Charlie Funk
Charlie Funk

A lot of the calls and emails I get from people wanting to "get into travel" have common threads, including how much the caller loves to travel, help others plan travel and more. But many are mainly looking for a way to "travel free."

Missing from most of these dialogs is any indication of having run a business or having studied business operations, sales, marketing, accounting or technology. Some conversations end more quickly than others with the revelation that not only will long hours be involved at times but that this is a profession with responsibilities never imagined.

Business models differ and run the gamut from rebating a hefty portion of commissions to charging hundreds of dollars per inquiry whether a purchase is made or not. World events and economic issues that none of us can control have meant the end of thousands of travel retailers who were successful and profitable until fate befell them.

That is why having to compete with suppliers sometimes is tough. From less than 1% in 1990, direct cruise bookings had grown to 30% by 2010, with one very large line soon after reporting more than 60%. Had the retail channel kept ships filled, this likely might not have happened. Notably, another major line has steadfastly observed and maintained a dedication to the travel retailer.

It's one thing to solicit new business and at least mention the travel professional as a booking source. It's probably a logical extension to survey current clients to ask how the clients booked their trip and what their experience was with the process. It is a totally different matter for a supplier to solicit those clients in the survey with questions that blatantly ask what the supplier needs to do to get the clients to book directly with them the next time, rather than booking with the travel professional.

Yet that is exactly what one very large supplier recently did.
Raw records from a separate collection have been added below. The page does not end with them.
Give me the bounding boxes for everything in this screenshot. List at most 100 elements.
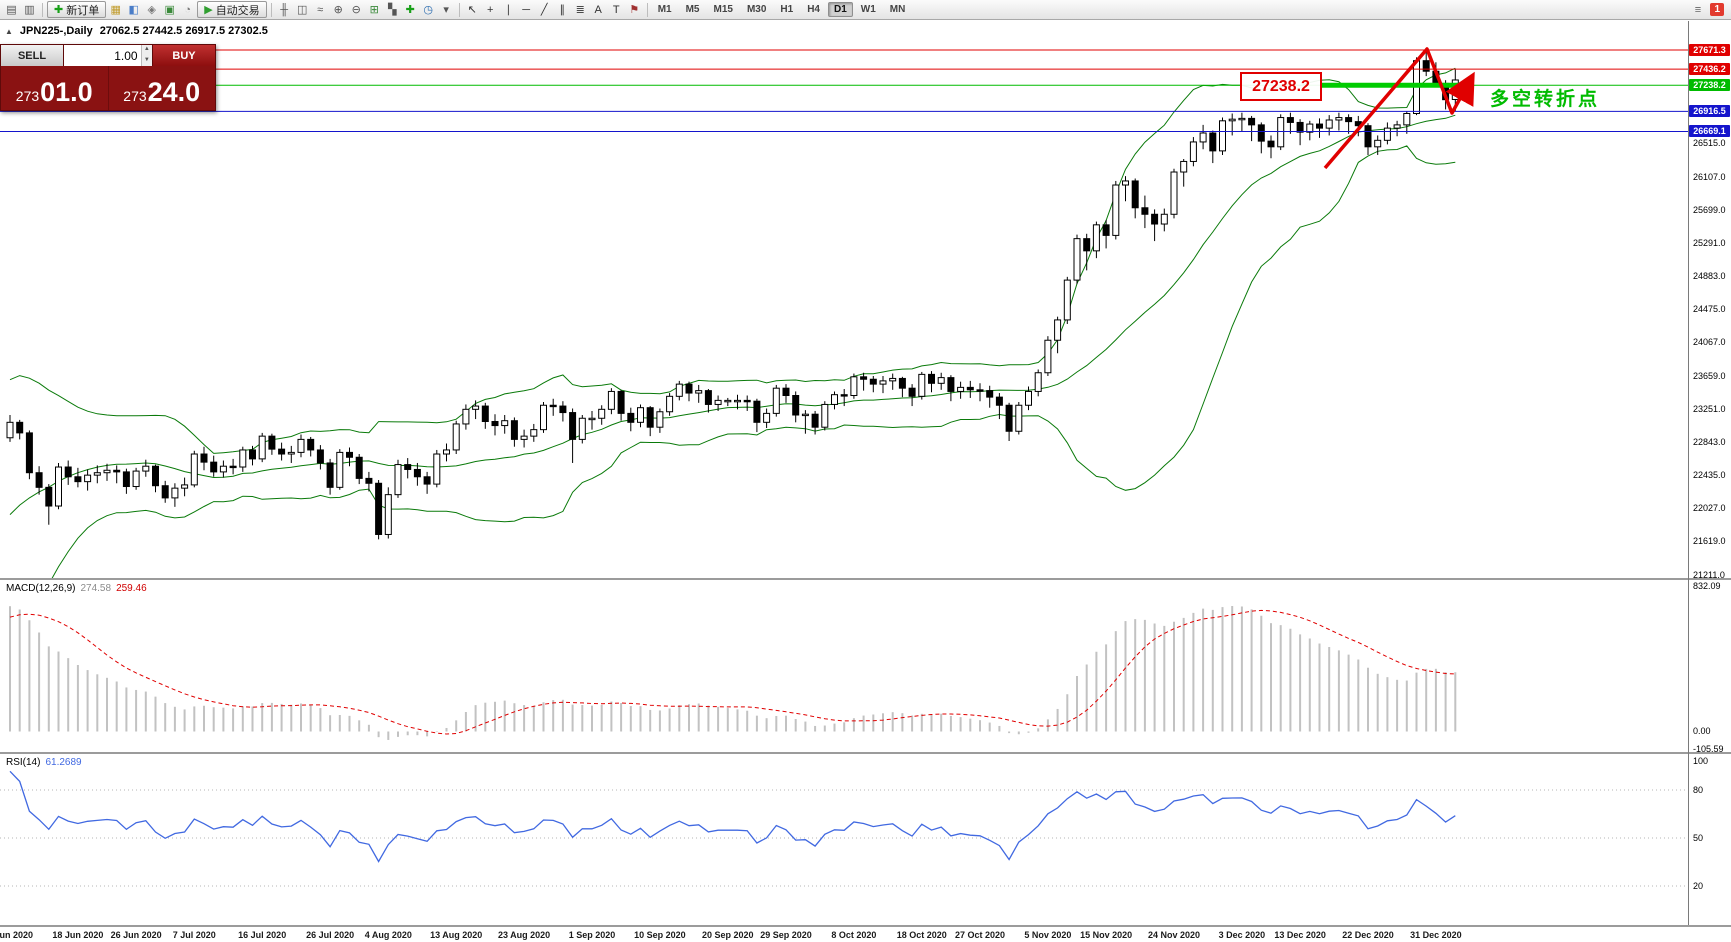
date-axis-label: 13 Dec 2020 bbox=[1274, 930, 1326, 940]
zoom-in-icon[interactable]: ⊕ bbox=[333, 4, 343, 16]
buy-price-big: 24.0 bbox=[147, 77, 201, 107]
autotrade-icon: ▶ bbox=[204, 4, 213, 16]
macd-indicator-label: MACD(12,26,9) 274.58 259.46 bbox=[6, 583, 147, 594]
chart-window-menu-icon[interactable]: ▲ bbox=[5, 26, 13, 36]
data-window-icon[interactable]: ◧ bbox=[128, 4, 139, 16]
new-order-label: 新订单 bbox=[66, 4, 100, 17]
date-axis-label: 1 Sep 2020 bbox=[568, 930, 616, 940]
menu-icon[interactable]: ≡ bbox=[1694, 3, 1702, 16]
date-axis-label: 18 Oct 2020 bbox=[896, 930, 947, 940]
price-path-arrow[interactable] bbox=[1323, 47, 1475, 170]
price-level-tag: 26669.1 bbox=[1689, 125, 1730, 138]
toolbar-separator bbox=[458, 2, 460, 17]
price-scale-label: 25291.0 bbox=[1693, 237, 1726, 248]
date-axis-label: 15 Nov 2020 bbox=[1080, 930, 1133, 940]
volume-input[interactable] bbox=[64, 45, 141, 66]
price-level-tag: 26916.5 bbox=[1689, 105, 1730, 118]
trendline-icon[interactable]: ╱ bbox=[540, 4, 548, 16]
timeframe-w1[interactable]: W1 bbox=[860, 4, 876, 15]
sell-price-prefix: 273 bbox=[15, 88, 40, 104]
price-scale-label: 25699.0 bbox=[1693, 204, 1726, 215]
stepper-down-icon[interactable]: ▼ bbox=[141, 55, 152, 66]
sell-price-button[interactable]: 273 01.0 bbox=[1, 66, 109, 110]
rsi-scale-label: 80 bbox=[1693, 784, 1704, 795]
date-axis-label: 26 Jun 2020 bbox=[110, 930, 162, 940]
text-label-icon[interactable]: T bbox=[612, 3, 620, 16]
macd-scale-label: -105.59 bbox=[1693, 744, 1724, 755]
templates-icon[interactable]: ▾ bbox=[443, 4, 449, 16]
tile-windows-icon[interactable]: ⊞ bbox=[369, 4, 379, 16]
bar-chart-icon[interactable]: ╫ bbox=[280, 3, 289, 16]
price-scale-label: 26515.0 bbox=[1693, 138, 1726, 149]
arrows-icon[interactable]: ⚑ bbox=[629, 4, 640, 16]
timeframe-mn[interactable]: MN bbox=[889, 4, 906, 15]
candlestick-chart-icon[interactable]: ◫ bbox=[296, 4, 308, 16]
new-order-button[interactable]: ✚ 新订单 bbox=[47, 1, 107, 18]
volume-field-wrap: ▲▼ bbox=[64, 45, 152, 66]
price-scale-label: 24883.0 bbox=[1693, 271, 1726, 282]
price-scale-label: 21619.0 bbox=[1693, 536, 1726, 547]
horizontal-line-icon[interactable]: ─ bbox=[522, 3, 531, 16]
timeframe-h1[interactable]: H1 bbox=[780, 4, 794, 15]
stepper-up-icon[interactable]: ▲ bbox=[141, 45, 152, 56]
sell-mode-button[interactable]: SELL bbox=[1, 45, 64, 66]
pivot-annotation-text[interactable]: 多空转折点 bbox=[1490, 89, 1601, 110]
toolbar-separator bbox=[646, 2, 648, 17]
equidistant-channel-icon[interactable]: ∥ bbox=[559, 4, 565, 16]
price-level-tag: 27436.2 bbox=[1689, 63, 1730, 76]
navigator-icon[interactable]: ◈ bbox=[147, 4, 156, 16]
annotations-layer bbox=[1322, 47, 1475, 170]
vertical-line-icon[interactable]: ∣ bbox=[505, 4, 511, 16]
plus-icon: ✚ bbox=[54, 4, 64, 16]
rsi-scale-label: 20 bbox=[1693, 880, 1704, 891]
line-chart-icon[interactable]: ≈ bbox=[317, 3, 324, 16]
price-scale-label: 22027.0 bbox=[1693, 503, 1726, 514]
timeframe-h4[interactable]: H4 bbox=[807, 4, 820, 15]
terminal-icon[interactable]: ▣ bbox=[164, 4, 175, 16]
auto-arrange-icon[interactable]: ▚ bbox=[387, 4, 397, 16]
price-callout-box[interactable]: 27238.2 bbox=[1240, 72, 1322, 101]
periods-icon[interactable]: ◷ bbox=[423, 4, 433, 16]
rsi-scale-label: 50 bbox=[1693, 832, 1704, 843]
crosshair-icon[interactable]: + bbox=[486, 3, 494, 16]
strategy-tester-icon[interactable]: ◔ bbox=[184, 3, 192, 16]
autotrade-button[interactable]: ▶ 自动交易 bbox=[197, 1, 267, 18]
chart-profiles-icon[interactable]: ▥ bbox=[24, 4, 35, 16]
chart-symbol-period: JPN225-,Daily bbox=[19, 25, 93, 37]
rsi-indicator-label: RSI(14) 61.2689 bbox=[6, 757, 82, 768]
toolbar-separator bbox=[270, 2, 272, 17]
macd-scale-label: 0.00 bbox=[1693, 726, 1711, 736]
date-axis-label: 13 Aug 2020 bbox=[430, 930, 483, 940]
macd-plot bbox=[9, 606, 1457, 740]
cursor-icon[interactable]: ↖ bbox=[467, 4, 477, 16]
timeframe-m1[interactable]: M1 bbox=[657, 4, 672, 15]
notification-badge[interactable]: 1 bbox=[1710, 3, 1724, 16]
price-scale-label: 23251.0 bbox=[1693, 403, 1726, 414]
buy-price-button[interactable]: 273 24.0 bbox=[109, 66, 216, 110]
macd-main-value: 274.58 bbox=[80, 583, 112, 594]
price-scale-label: 26107.0 bbox=[1693, 171, 1726, 182]
price-scale-label: 22435.0 bbox=[1693, 470, 1726, 481]
indicators-icon[interactable]: ✚ bbox=[405, 4, 415, 16]
sell-price-big: 01.0 bbox=[40, 77, 93, 107]
timeframe-d1[interactable]: D1 bbox=[828, 2, 853, 17]
timeframe-m5[interactable]: M5 bbox=[685, 4, 700, 15]
date-axis-label: 23 Aug 2020 bbox=[497, 930, 551, 940]
new-chart-icon[interactable]: ▤ bbox=[6, 4, 17, 16]
timeframe-m15[interactable]: M15 bbox=[713, 4, 733, 15]
market-watch-icon[interactable]: ▦ bbox=[110, 4, 121, 16]
timeframe-m30[interactable]: M30 bbox=[746, 4, 767, 15]
price-scale-label: 22843.0 bbox=[1693, 436, 1726, 447]
text-icon[interactable]: A bbox=[594, 3, 602, 16]
buy-mode-button[interactable]: BUY bbox=[152, 45, 215, 66]
macd-scale-label: 832.09 bbox=[1693, 580, 1721, 591]
price-level-tag: 27238.2 bbox=[1689, 79, 1730, 92]
rsi-plot bbox=[0, 770, 1688, 887]
zoom-out-icon[interactable]: ⊖ bbox=[351, 4, 361, 16]
volume-stepper[interactable]: ▲ ▼ bbox=[140, 45, 152, 66]
date-axis-label: 4 Aug 2020 bbox=[364, 930, 412, 940]
fibonacci-icon[interactable]: ≣ bbox=[575, 4, 585, 16]
date-axis-label: 22 Dec 2020 bbox=[1342, 930, 1394, 940]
As might be expected, the reaction from retailers was immediate and sharply negative.

But of greater interest, a number of clients reacted negatively to the survey, and they let the supplier know they had no plans to change from their agent.
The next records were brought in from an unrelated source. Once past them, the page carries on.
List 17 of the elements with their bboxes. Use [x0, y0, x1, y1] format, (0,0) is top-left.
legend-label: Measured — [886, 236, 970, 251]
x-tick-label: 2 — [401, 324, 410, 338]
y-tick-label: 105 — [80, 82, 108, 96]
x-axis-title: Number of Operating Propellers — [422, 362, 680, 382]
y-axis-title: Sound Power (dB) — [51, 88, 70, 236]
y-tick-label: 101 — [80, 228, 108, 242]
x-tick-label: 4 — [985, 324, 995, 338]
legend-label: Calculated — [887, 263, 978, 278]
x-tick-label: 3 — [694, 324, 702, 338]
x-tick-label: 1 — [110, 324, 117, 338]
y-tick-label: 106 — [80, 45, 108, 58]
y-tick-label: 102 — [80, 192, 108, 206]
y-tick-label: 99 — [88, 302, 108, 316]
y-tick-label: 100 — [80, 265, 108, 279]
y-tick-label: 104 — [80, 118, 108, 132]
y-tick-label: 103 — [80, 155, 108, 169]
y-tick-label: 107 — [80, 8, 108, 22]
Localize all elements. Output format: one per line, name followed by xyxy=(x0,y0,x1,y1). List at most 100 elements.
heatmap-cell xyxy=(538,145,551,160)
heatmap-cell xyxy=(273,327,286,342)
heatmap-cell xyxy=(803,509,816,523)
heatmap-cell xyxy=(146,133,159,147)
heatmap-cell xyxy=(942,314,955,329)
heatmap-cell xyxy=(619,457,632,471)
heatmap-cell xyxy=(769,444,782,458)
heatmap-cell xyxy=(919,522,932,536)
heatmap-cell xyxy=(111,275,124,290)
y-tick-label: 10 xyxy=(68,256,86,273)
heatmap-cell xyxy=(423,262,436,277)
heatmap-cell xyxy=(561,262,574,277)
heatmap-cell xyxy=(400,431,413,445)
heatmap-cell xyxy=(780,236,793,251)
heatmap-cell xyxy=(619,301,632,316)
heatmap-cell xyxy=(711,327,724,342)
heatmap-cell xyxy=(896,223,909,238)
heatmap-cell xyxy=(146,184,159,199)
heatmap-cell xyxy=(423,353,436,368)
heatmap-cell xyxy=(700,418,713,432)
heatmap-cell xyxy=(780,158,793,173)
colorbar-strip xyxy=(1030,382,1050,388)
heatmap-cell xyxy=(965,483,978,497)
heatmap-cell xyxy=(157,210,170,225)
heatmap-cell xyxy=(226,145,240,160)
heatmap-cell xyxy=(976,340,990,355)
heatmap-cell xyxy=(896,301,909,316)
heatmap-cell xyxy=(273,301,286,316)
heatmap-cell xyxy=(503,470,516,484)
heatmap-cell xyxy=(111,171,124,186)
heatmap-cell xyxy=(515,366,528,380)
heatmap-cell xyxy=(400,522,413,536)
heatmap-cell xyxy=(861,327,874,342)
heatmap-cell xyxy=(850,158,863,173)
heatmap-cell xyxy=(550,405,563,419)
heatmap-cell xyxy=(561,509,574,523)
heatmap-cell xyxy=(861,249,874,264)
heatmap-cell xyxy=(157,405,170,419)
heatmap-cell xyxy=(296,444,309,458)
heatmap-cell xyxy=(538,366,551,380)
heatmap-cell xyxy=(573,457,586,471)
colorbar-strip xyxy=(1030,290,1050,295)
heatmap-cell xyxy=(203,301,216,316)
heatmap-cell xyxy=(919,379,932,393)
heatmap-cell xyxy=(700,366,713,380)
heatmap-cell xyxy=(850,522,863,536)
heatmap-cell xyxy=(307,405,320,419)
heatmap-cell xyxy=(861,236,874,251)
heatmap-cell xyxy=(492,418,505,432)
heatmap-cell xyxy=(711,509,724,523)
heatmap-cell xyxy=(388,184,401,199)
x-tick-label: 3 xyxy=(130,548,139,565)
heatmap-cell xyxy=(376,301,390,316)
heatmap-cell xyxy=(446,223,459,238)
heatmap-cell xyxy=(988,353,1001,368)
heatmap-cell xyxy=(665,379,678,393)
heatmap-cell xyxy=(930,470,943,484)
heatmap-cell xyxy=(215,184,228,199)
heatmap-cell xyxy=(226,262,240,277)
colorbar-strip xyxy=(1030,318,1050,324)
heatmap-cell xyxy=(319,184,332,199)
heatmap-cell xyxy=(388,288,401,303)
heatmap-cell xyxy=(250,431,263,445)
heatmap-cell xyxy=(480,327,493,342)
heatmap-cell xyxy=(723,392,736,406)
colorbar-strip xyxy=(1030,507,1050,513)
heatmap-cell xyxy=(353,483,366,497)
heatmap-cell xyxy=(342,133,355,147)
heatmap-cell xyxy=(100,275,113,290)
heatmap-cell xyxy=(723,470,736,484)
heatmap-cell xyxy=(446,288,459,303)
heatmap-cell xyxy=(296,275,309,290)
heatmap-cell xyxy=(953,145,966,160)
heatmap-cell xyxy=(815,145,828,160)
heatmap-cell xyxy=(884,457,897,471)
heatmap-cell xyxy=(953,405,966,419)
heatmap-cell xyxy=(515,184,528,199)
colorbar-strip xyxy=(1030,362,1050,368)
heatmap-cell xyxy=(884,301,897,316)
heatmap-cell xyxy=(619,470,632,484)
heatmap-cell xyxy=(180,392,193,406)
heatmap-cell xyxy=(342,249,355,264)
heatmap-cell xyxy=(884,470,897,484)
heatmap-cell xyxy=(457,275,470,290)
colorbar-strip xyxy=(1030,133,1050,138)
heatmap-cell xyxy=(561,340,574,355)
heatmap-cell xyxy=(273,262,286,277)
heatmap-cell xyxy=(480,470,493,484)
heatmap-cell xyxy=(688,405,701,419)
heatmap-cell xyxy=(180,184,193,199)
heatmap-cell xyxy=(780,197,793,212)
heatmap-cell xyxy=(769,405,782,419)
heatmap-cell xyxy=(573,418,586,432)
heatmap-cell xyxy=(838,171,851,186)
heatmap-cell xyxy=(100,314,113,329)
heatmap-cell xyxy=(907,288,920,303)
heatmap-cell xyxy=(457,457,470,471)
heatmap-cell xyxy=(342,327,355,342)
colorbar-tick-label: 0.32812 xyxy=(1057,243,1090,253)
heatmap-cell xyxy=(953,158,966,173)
The survey has reportedly been taken down and will not be offered again, but the damage has been done.

Still, it does bring things more clearly into focus. Permit me to digress for a second.

I don't remember the first time I heard these two cautionary bromides, but I was probably young enough that they seemed incredibly funny:

  • The check is in the mail.
  • I'm from the government, and I'm here to help you.
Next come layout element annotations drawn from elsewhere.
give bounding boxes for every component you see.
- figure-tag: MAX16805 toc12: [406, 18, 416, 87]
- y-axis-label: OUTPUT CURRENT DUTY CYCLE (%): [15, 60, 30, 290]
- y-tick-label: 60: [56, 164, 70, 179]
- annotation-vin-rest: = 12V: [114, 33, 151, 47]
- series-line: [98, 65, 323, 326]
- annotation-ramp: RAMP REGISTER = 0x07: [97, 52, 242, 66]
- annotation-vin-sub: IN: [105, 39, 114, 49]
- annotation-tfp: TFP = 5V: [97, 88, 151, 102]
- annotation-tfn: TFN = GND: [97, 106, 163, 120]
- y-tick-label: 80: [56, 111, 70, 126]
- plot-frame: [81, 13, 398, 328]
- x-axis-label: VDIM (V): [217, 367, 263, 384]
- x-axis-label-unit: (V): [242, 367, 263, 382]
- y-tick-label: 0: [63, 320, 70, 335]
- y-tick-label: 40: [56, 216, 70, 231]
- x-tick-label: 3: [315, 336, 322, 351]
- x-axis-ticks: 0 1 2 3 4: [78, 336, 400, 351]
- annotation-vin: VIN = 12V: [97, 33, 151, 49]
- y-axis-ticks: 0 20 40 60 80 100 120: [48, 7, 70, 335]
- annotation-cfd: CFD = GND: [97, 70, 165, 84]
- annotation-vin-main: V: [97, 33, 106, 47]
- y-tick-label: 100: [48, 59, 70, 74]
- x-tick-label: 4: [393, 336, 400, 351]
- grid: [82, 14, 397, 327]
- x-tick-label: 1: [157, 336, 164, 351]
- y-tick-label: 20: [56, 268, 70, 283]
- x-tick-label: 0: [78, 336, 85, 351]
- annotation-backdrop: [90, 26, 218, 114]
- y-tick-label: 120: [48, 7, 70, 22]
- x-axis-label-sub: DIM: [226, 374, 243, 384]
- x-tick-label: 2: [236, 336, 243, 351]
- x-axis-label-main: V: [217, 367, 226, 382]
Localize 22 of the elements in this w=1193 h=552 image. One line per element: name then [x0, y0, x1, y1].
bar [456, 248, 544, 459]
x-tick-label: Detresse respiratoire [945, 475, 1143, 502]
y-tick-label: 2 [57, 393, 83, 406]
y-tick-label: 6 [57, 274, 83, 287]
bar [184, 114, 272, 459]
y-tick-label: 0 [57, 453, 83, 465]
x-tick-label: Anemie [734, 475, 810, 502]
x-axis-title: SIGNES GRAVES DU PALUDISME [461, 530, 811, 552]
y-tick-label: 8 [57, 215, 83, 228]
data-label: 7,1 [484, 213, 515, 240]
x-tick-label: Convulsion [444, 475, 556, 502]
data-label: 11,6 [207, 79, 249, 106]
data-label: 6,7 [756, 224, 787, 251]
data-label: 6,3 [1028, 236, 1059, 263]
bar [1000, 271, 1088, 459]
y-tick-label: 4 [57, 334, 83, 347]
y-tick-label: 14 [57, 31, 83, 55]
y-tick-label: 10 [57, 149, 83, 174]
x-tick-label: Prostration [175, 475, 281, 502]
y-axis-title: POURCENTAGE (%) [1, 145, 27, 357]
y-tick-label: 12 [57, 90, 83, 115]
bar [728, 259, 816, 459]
I instantly understood that someone will tell one what they want to hear and that not everyone shares the same goals, even though they might claim otherwise.

It's like this: The owner of a retail travel company has the responsibility to do that which makes her or his agency successful. The owner has to have a goal -- an agenda if you will -- that moves the ball down the field toward that goal. It is incumbent on that owner to measure goals and agendas of others offering assistance against his or her own goals to be sure they favor the owner's company.